Com um gesto, moldou uma quinta e uma sexta cadeira, ajustando as proporções até formar um círculo completo.
— Pode sair, você e seu convidado, Eros.
— Já havia nos percebido há muito tempo, não? — disse um homem velho, trajando um belo terno, ao lado de uma figura andrógina em armadura completa. Ambos surgiram da vegetação atrás de Morgana.
— Seus métodos foram sutis, mas ainda assim perceptíveis. Além disso, é difícil esconder a aura de um Junkai.
— Hum... de fato, meu colega não passa despercebido.
Sem cerimônia, os dois se sentaram nos tronos à esquerda de Morgana.
— Então, algo novo está acontecendo em Nerio?
— Assim que os outros chegarem, você saberá.
— Ter que esperar o imperador é tedioso...
— Aparentemente, seu velho amigo virá junto.
— Velho amigo?
— Não você, Eros... Mas o seu amigo — ou amiga — de armadura. Vultor está acompanhando Eiden.
A aura ao redor da figura encapuzada oscilou violentamente, distorcendo o espaço ao redor. O descontrole momentâneo foi tão intenso que todos os pássaros da ilha voaram para longe.
— Achei que a paz fosse o motivo para continuarmos com esses encontros das nações aliadas — alfinetou Morgana, com um meio sorriso.
A figura virou-se para ela. Mesmo com o rosto oculto, o desprezo era palpável. Quando falou, a distorção da voz não foi suficiente para mascarar o veneno no tom:
— E é. Vocês só ainda existem pelo bem do mundo. Minha raça despreza Vultor até o fundo da alma. E se continuar assim, você também não será excluída, Bruxa Vermelha.
— Tenta a sorte, pessoinha da lua. Eu adoraria ver o seu pior — retrucou Morgana, com sarcasmo. — Mas, por mais que isso fosse divertido, nossos convidados do mar chegaram.
— O quê? — indagou Eros, surpreso.
Morgana não respondeu. O som da água borbulhando foi suficiente.
Emergindo do mar, um colosso cintilante de metal surgiu. Seu corpo era coberto por inscrições rúnicas e curvas suaves. Sirenes soaram, sinalizando a abertura das portas.
Da escotilha principal, uma mulher desceu calmamente até a areia. Tinha cabelos curtos e usava um sobretudo militar com as insígnias da marinha de Nierr’Dhalar.
— Vejo que a líder das Âncoras ainda conserva sua pose de guerreira imbatível — disse Eros, com um sorriso cínico.
— E vejo que o presidente da Confederação não mudou nada. Os anos te fazem bem — respondeu ela, sentando-se em seu trono.
— A Rainha Vermelha continua bela como sempre. Uma pena sua beleza não alcançar a minha proa.
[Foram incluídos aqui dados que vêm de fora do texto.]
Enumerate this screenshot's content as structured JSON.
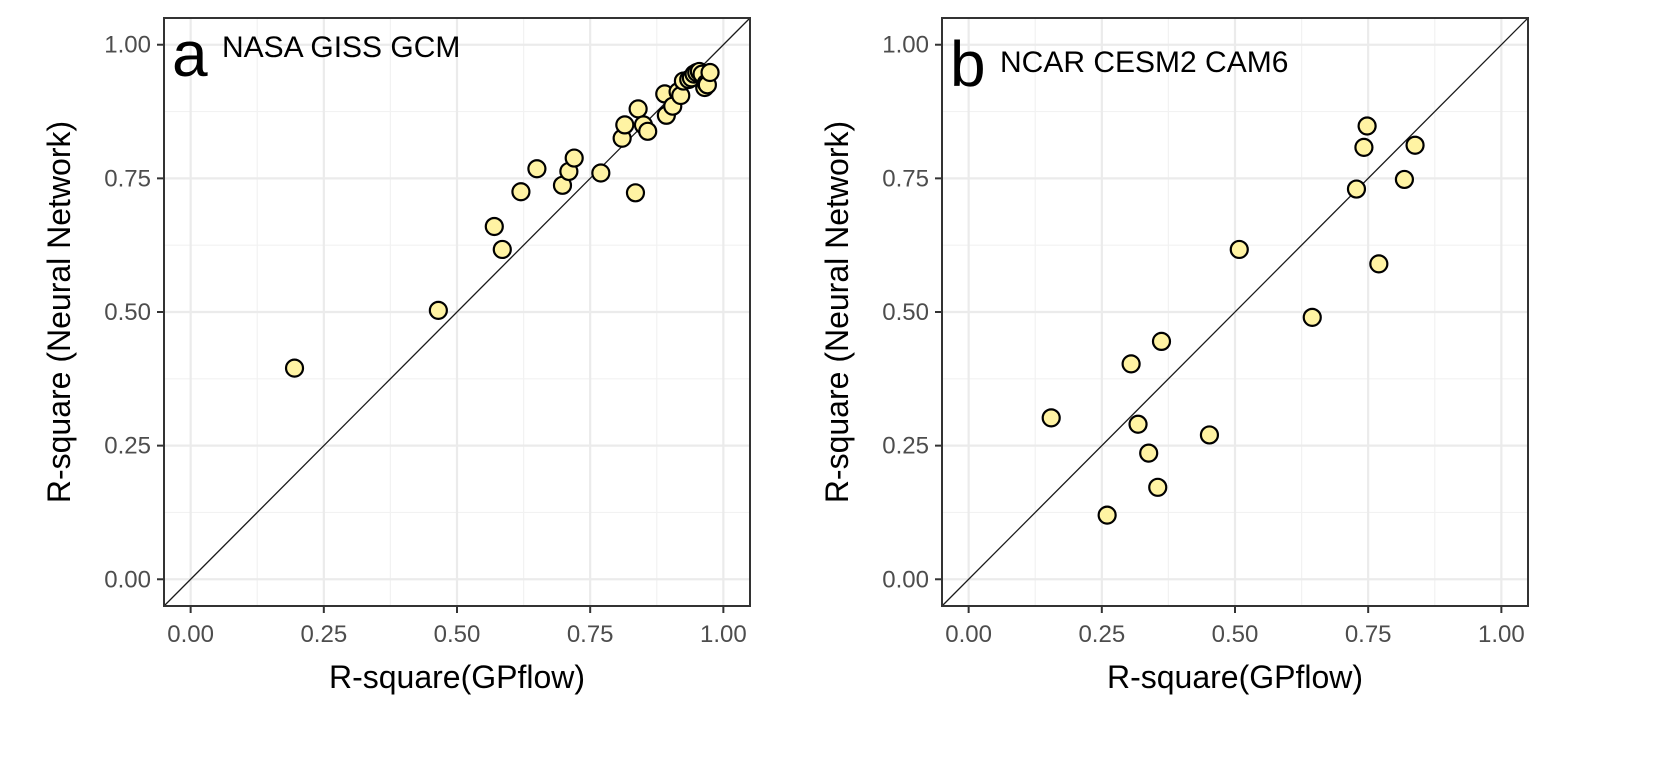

— Acredito que esse tipo de comentário seja um tanto inapropriado para a almirante de Drenn’Mokh... ainda mais em um evento diplomático — cortou Morgana, seca.
— Não pode me culpar por tentar.
— Não. De fato, sou bela demais. Mas você precisaria de um belo pau pra me agradar — e duvido que tenha um.
— Eu poderia te surpreender...
— Macacos subdesenvolvidos — resmungou a figura de voz distorcida.
— Não ligue pra ele, querida — disse Morgana à almirante da potência comercial. — Posso pensar em algo no futuro. Mas vamos parar por aqui... Os últimos representantes chegaram. E ele vai se exibir, como sempre.
No exato momento em que terminou a frase, um vórtice de poeira se formou no alto. Um relâmpago caiu sobre os dois tronos ainda vazios. A luz era intensa o suficiente para cegar qualquer um que ousasse olhar diretamente. O estrondo que se seguiu seria o último som ouvido por tímpanos despreparados.
Galante e sem qualquer cerimônia, Eiden e Kaius estavam sentados, observando os demais. Os olhos do imperador dissipavam os resquícios de energia da travessia enquanto ele falava:
— Desculpem o atraso. Podemos começar?